D.W. Griffith’s 1916 masterpiece, Intolerance, is a marvel of nonlinear narrative, innovative film editing, eye-popping sets and great acting. In a star-making role, Constance Talmadge (1897-1973) has the distinction of playing film’s first “feminist heroine,” although this modern concept would have been foreign to her. Talmadge plays a protagonist as tough and as non-dependent on a man as Sigourney Weaver in Aliens, Jodie Foster in The Silence of the Lambs, or any other heroine you can name.
Talmadge portrays the Mountain Girl in the Babylonian arc of Intolerance. She’s wonderful as the saucy girl who comes down from the hills and is enthralled by the excitement of the city. Dressed in a pelt, she watches a parade when the Rhapsode, an agent of the High Priest of Bel, makes romantic overtures toward her. She looks bored and scorns his advances, preferring instead to watch the parade. He kisses her lightly on the neck. She rebuffs him and causes a commotion.
The Mountain Girl’s brother drags her to court, after some struggle and resistance, and tells the court “she is incorrigible.” He describes how he must protect himself from her physical aggression. She is beckoned forward by the judge, but soon engages in a clawing, scratching fight until a judgment is pronounced and ordered: she is to be sent to the marriage market to get a good husband. On the marriage block, Talmadge is hilarious as she blithely eats onions and kicks at the men who come closer to inspect her. But then, Prince Belshazzar passes by and takes pity on the Mountain Girl. He hands her a clay tablet that states she is free to marry or not marry as she chooses. She swears her eternal allegiance to him. Later, she overhears the Rhapsode in a plot (with the High Priest) to side with Cyrus of Persia against Belshazzar.
As the he city is attacked, the Mountain Girl dons a soldier’s armor and joins the battle with her bow and arrows. As a woman warrior she exults in killing the enemy and joins in the revels to celebrate the victory of Cyrus. Again she meets the Rhapsode, now drunk, and flirts with him to get the password that will allow men through the city gates. Still in her military garb, she grabs a chariot (after shoving out the male driver) and follows the High Priest out of the city towards the enemy camp. At the camp she learns of a second planned attack and races back to the city to warn Belshazzar.
As she tries to move through the city, drunken revelers still celebrating their victory block her path. When she finally reaches the prince, it is too late; the invaders have already stormed the gates. The Mountain Girl valiantly tries to protect the prince but is fatally struck by an arrow. Still she manages to crawl toward the throne of the dead prince. She dies at the base.

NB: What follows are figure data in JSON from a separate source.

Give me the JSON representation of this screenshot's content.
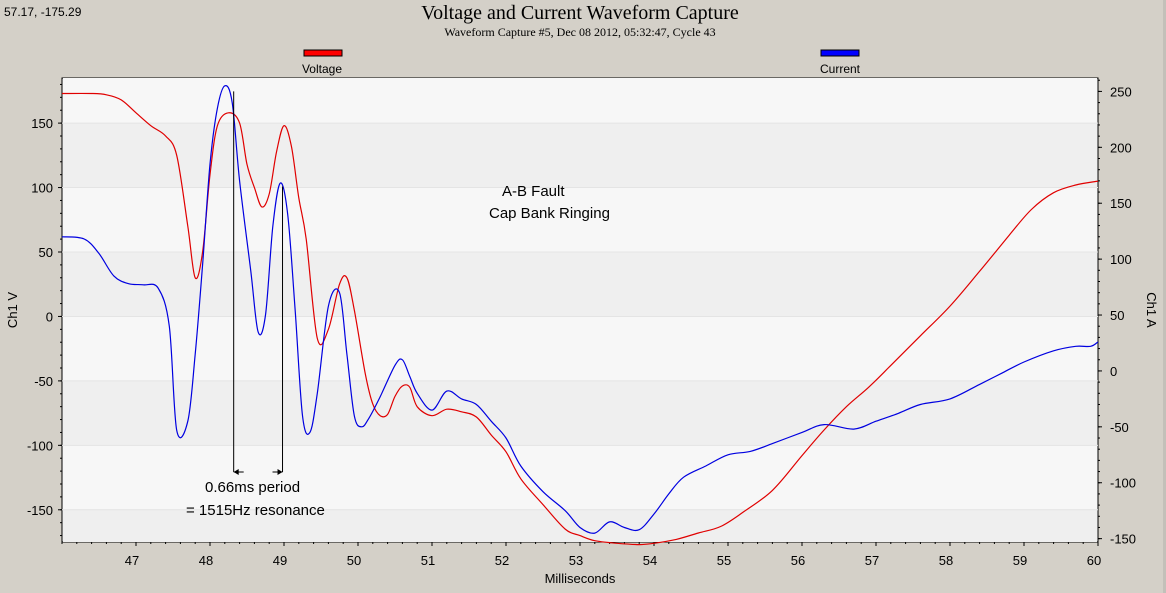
{
  "cursor_readout": "57.17, -175.29",
  "chart_data": {
    "type": "line",
    "title": "Voltage and Current Waveform Capture",
    "subtitle": "Waveform Capture #5, Dec 08 2012, 05:32:47,  Cycle 43",
    "xlabel": "Milliseconds",
    "ylabel_left": "Ch1 V",
    "ylabel_right": "Ch1 A",
    "xlim": [
      46.0,
      60.0
    ],
    "ylim_left": [
      -175,
      185
    ],
    "ylim_right": [
      -153,
      262
    ],
    "x_ticks": [
      47,
      48,
      49,
      50,
      51,
      52,
      53,
      54,
      55,
      56,
      57,
      58,
      59,
      60
    ],
    "y_ticks_left": [
      150,
      100,
      50,
      0,
      -50,
      -100,
      -150
    ],
    "y_ticks_right": [
      250,
      200,
      150,
      100,
      50,
      0,
      -50,
      -100,
      -150
    ],
    "grid": "horizontal bands",
    "legend": [
      {
        "name": "Voltage",
        "color": "#ff0000",
        "placement": "top-left"
      },
      {
        "name": "Current",
        "color": "#0000ff",
        "placement": "top-right"
      }
    ],
    "series": [
      {
        "name": "Voltage",
        "axis": "left",
        "color": "#e00000",
        "x": [
          46.0,
          46.4,
          46.6,
          46.8,
          47.0,
          47.2,
          47.4,
          47.55,
          47.7,
          47.8,
          47.9,
          48.0,
          48.1,
          48.25,
          48.4,
          48.5,
          48.6,
          48.7,
          48.8,
          48.9,
          49.0,
          49.1,
          49.2,
          49.3,
          49.45,
          49.6,
          49.75,
          49.85,
          49.95,
          50.1,
          50.2,
          50.3,
          50.4,
          50.5,
          50.6,
          50.7,
          50.8,
          51.0,
          51.2,
          51.4,
          51.6,
          51.8,
          52.0,
          52.2,
          52.5,
          52.8,
          53.0,
          53.2,
          53.5,
          53.8,
          54.0,
          54.3,
          54.6,
          54.9,
          55.2,
          55.6,
          56.0,
          56.3,
          56.6,
          56.9,
          57.2,
          57.6,
          58.0,
          58.4,
          58.8,
          59.1,
          59.4,
          59.7,
          60.0
        ],
        "y": [
          173,
          173,
          172,
          168,
          158,
          148,
          140,
          125,
          70,
          30,
          50,
          110,
          148,
          158,
          150,
          118,
          100,
          85,
          95,
          128,
          148,
          132,
          92,
          60,
          -17,
          -10,
          25,
          30,
          5,
          -45,
          -68,
          -77,
          -76,
          -62,
          -54,
          -55,
          -70,
          -77,
          -72,
          -74,
          -78,
          -92,
          -105,
          -126,
          -146,
          -165,
          -170,
          -174,
          -176,
          -177,
          -176,
          -173,
          -168,
          -163,
          -152,
          -135,
          -108,
          -88,
          -70,
          -55,
          -38,
          -15,
          8,
          35,
          63,
          83,
          96,
          102,
          105
        ]
      },
      {
        "name": "Current",
        "axis": "right",
        "color": "#0000e0",
        "x": [
          46.0,
          46.3,
          46.5,
          46.7,
          46.9,
          47.1,
          47.3,
          47.45,
          47.55,
          47.7,
          47.8,
          47.9,
          48.0,
          48.1,
          48.2,
          48.3,
          48.4,
          48.55,
          48.65,
          48.75,
          48.85,
          48.95,
          49.05,
          49.15,
          49.25,
          49.35,
          49.45,
          49.6,
          49.75,
          49.85,
          49.95,
          50.05,
          50.15,
          50.3,
          50.5,
          50.6,
          50.7,
          50.8,
          51.0,
          51.2,
          51.4,
          51.6,
          51.8,
          52.0,
          52.2,
          52.5,
          52.8,
          53.0,
          53.2,
          53.4,
          53.6,
          53.8,
          54.0,
          54.2,
          54.4,
          54.7,
          55.0,
          55.3,
          55.6,
          56.0,
          56.3,
          56.7,
          57.0,
          57.3,
          57.6,
          58.0,
          58.4,
          58.7,
          59.0,
          59.4,
          59.7,
          59.9,
          60.0
        ],
        "y": [
          120,
          118,
          105,
          85,
          78,
          77,
          74,
          40,
          -53,
          -45,
          15,
          95,
          185,
          235,
          255,
          240,
          170,
          90,
          35,
          50,
          130,
          168,
          140,
          55,
          -40,
          -55,
          -20,
          58,
          70,
          15,
          -40,
          -50,
          -42,
          -23,
          5,
          10,
          -5,
          -20,
          -35,
          -18,
          -25,
          -30,
          -45,
          -60,
          -85,
          -108,
          -125,
          -140,
          -145,
          -135,
          -140,
          -142,
          -128,
          -110,
          -95,
          -85,
          -75,
          -72,
          -65,
          -55,
          -48,
          -52,
          -45,
          -38,
          -30,
          -25,
          -12,
          -2,
          8,
          18,
          22,
          22,
          26
        ]
      }
    ],
    "annotations": {
      "fault_label": "A-B Fault",
      "ringing_label": "Cap Bank Ringing",
      "period_label": "0.66ms period",
      "resonance_label": "= 1515Hz resonance",
      "marker_x": [
        48.32,
        48.98
      ]
    }
  }
}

In a film filled with superb visual imagery, the final closing-iris shot of the dying Mountain Girl is unforgettable. Talmadge’s performance is amazing, running the gamut from broad comedy to action (that’s her driving that chariot) and finally to tragedy. Watching this great film today, the viewer is sure to be startled by the modernity of the Mountain Girl. She thinks for herself, makes her own decisions, is heroic on an epic scale and dies a noble death.
The film made the teenaged (her birth date is debatable) Constance Talmadge a star, and she reigned throughout the silent era as a major box-office draw, usually in comedies (her sister Norma was the drama queen). In 1916 Talmadge co-starred with Douglas Fairbanks in The Matrimaniac. Among her few surviving films are The Primitive Lover (1922) with Harrison Ford and The Duchess of Buffalo (1927) with the Italian star, Tullio Carminati, after which Talmadge made only three more films. She retired after the release of Venus (1929), a silent film she made in France after the “sound revolution” had swept Hollywood.
Constance Talmadge is one of the very few silent stars that never attempted a talking picture. Indeed, she once chided Norma (after 2 failed talkie attempts), “Quit pressing your luck, baby. The critics can’t knock those trust funds Mama set up for us.”
While Constance Talmadge (known as “Dutch” to her friends) has faded from most filmgoers’ memories, to the true film buff she remains a magical and elusive star of the silent era. Although only a handful of her films remain, (sister Norma hasn’t fared much better with surviving films) we have a few of her 20’s features by which to judge her appeal. And aside from her comedies, we have the magnificent Intolerance in which Talmadge created a strong and intelligent character who still captivates through her vivid display of wit, talent, and just plain guts.
Oddly, the Talmadge sisters’ lasting legacy may be real estate. Talmadge Street in Hollywood is named for them, and the Talmadge District of San Diego, named after the three Talmadge sisters. The neighborhood is situated near San Diego State University and set off by the recently restored Talmadge Gates. Talmadge was established in 1925 by real estate developers and funded substantially by the sisters and Joseph Schenck, who was then President of United Artists and husband of Norma. On January 3, 1926, the sisters hosted a dedication ceremony, which Buster Keaton (married to Natalie) attended.